Zach wasn’t sure what to make of the sudden dismissal. When they’d first met, she’d been excited about the prospect of trying an alternative treatment.
Exiting the room, he spotted Dr. McCrae. “Hey, Doc, can I talk to you for a minute?”
McCrae adjusted the stethoscope draped around his neck and straightened the rectangular glasses perched on his nose. “Yes?”
“A couple of days ago, Melanie talked about going to Mexico for some special kind of treatment.
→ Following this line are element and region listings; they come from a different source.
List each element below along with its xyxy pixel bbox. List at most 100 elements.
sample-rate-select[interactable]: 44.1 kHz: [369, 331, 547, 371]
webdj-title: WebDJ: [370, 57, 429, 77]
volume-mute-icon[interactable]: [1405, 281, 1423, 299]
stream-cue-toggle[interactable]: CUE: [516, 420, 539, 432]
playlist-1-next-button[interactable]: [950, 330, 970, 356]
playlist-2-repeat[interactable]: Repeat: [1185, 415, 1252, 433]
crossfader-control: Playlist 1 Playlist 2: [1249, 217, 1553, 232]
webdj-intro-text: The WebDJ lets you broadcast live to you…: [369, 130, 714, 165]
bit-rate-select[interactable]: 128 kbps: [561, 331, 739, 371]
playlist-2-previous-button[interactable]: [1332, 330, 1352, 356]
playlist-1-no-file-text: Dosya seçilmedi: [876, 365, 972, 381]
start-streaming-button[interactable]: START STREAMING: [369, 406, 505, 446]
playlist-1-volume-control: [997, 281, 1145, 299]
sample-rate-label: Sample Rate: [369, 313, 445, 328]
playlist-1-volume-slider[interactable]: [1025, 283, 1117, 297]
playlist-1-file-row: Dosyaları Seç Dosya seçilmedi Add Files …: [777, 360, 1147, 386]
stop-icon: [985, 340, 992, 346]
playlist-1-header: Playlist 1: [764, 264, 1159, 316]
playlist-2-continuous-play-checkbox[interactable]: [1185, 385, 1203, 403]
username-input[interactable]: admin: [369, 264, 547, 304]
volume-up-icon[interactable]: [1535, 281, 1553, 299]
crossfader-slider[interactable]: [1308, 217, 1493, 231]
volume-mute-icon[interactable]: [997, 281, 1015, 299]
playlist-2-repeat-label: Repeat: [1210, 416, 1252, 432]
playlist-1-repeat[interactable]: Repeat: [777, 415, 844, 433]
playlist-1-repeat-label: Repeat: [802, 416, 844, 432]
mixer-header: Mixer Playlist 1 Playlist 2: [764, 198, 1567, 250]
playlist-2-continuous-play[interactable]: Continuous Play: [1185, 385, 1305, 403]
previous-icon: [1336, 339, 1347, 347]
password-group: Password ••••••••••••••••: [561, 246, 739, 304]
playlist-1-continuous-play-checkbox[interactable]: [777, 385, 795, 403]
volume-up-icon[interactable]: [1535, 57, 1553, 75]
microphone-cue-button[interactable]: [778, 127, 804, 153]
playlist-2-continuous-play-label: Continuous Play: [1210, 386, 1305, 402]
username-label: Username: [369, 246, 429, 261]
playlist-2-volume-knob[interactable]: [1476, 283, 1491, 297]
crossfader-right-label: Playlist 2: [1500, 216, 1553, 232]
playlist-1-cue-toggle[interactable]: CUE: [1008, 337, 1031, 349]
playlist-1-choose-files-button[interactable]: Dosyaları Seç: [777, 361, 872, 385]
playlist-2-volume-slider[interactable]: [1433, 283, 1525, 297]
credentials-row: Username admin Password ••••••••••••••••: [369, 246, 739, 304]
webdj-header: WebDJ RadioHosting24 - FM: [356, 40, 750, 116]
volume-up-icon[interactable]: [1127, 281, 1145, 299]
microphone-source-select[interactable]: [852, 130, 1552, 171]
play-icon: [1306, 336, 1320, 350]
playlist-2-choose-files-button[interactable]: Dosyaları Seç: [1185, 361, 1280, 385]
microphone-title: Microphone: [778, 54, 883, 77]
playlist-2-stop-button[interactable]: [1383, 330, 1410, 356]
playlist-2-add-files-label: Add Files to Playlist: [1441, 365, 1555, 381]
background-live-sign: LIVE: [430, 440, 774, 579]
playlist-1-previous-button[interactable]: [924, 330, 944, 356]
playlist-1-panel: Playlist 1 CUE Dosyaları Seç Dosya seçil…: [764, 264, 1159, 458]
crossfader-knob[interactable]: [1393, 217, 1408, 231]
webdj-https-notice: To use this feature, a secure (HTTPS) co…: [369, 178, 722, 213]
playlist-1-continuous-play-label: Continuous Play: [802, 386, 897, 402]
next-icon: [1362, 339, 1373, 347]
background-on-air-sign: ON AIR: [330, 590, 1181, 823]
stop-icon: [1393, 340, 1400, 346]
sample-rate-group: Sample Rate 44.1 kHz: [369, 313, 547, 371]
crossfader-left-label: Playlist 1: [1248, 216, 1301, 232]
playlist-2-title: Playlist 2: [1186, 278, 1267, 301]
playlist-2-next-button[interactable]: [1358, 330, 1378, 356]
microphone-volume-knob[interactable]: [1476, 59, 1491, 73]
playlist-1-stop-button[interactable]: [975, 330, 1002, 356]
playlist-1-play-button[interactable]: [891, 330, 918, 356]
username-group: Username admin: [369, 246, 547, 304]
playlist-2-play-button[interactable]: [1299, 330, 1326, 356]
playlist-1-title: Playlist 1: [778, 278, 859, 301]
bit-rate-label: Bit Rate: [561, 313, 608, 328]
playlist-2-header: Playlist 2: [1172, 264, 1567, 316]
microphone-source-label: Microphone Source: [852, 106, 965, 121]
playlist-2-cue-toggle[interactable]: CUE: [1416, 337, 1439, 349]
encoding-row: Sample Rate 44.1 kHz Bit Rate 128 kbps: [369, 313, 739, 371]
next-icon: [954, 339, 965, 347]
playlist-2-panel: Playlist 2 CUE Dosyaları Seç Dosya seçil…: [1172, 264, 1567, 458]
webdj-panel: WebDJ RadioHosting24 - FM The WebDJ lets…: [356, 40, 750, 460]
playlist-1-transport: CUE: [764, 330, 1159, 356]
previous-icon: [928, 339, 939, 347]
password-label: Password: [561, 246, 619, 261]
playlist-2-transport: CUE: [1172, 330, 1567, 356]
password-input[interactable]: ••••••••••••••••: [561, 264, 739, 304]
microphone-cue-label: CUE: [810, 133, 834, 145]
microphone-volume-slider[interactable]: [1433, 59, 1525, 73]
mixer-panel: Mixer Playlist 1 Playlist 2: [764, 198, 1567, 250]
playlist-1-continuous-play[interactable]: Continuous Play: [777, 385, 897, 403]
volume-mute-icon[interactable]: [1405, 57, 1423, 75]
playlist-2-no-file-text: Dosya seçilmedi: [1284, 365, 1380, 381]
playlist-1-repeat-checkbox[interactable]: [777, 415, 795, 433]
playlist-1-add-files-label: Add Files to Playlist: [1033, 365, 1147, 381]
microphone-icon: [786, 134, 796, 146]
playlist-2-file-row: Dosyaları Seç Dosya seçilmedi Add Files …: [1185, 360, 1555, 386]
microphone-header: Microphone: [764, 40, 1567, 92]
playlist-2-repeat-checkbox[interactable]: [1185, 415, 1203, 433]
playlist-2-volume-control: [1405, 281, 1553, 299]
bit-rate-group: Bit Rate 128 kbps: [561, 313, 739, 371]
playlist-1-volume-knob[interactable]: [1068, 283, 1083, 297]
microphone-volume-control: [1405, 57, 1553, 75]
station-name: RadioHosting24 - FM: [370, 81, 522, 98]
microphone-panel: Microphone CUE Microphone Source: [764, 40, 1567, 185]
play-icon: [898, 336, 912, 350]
Do you think it would help?”
McCrae studied him a moment. “The treatment has had promising results, but I would never recommend traveling abroad.”
“She mentioned that you proposed some other options she might consider.”
“I’m sorry. How are you related to Miss Rivers?”
“Just a friend,” Zach said.
“Well, I’m not at liberty to discuss my patient’s care with friends.”
“No, no. I understand. I just wanted to say that I was impressed to hear a doctor offer other options. Few doctors seem to take any of the alternative therapies seriously.”
“Naturally, we’re concerned about potential interactions between supplements and meds.” McCrae hesitated. “But personally, I think it’s criminal that the only way patients can access some of the options is by traveling overseas.”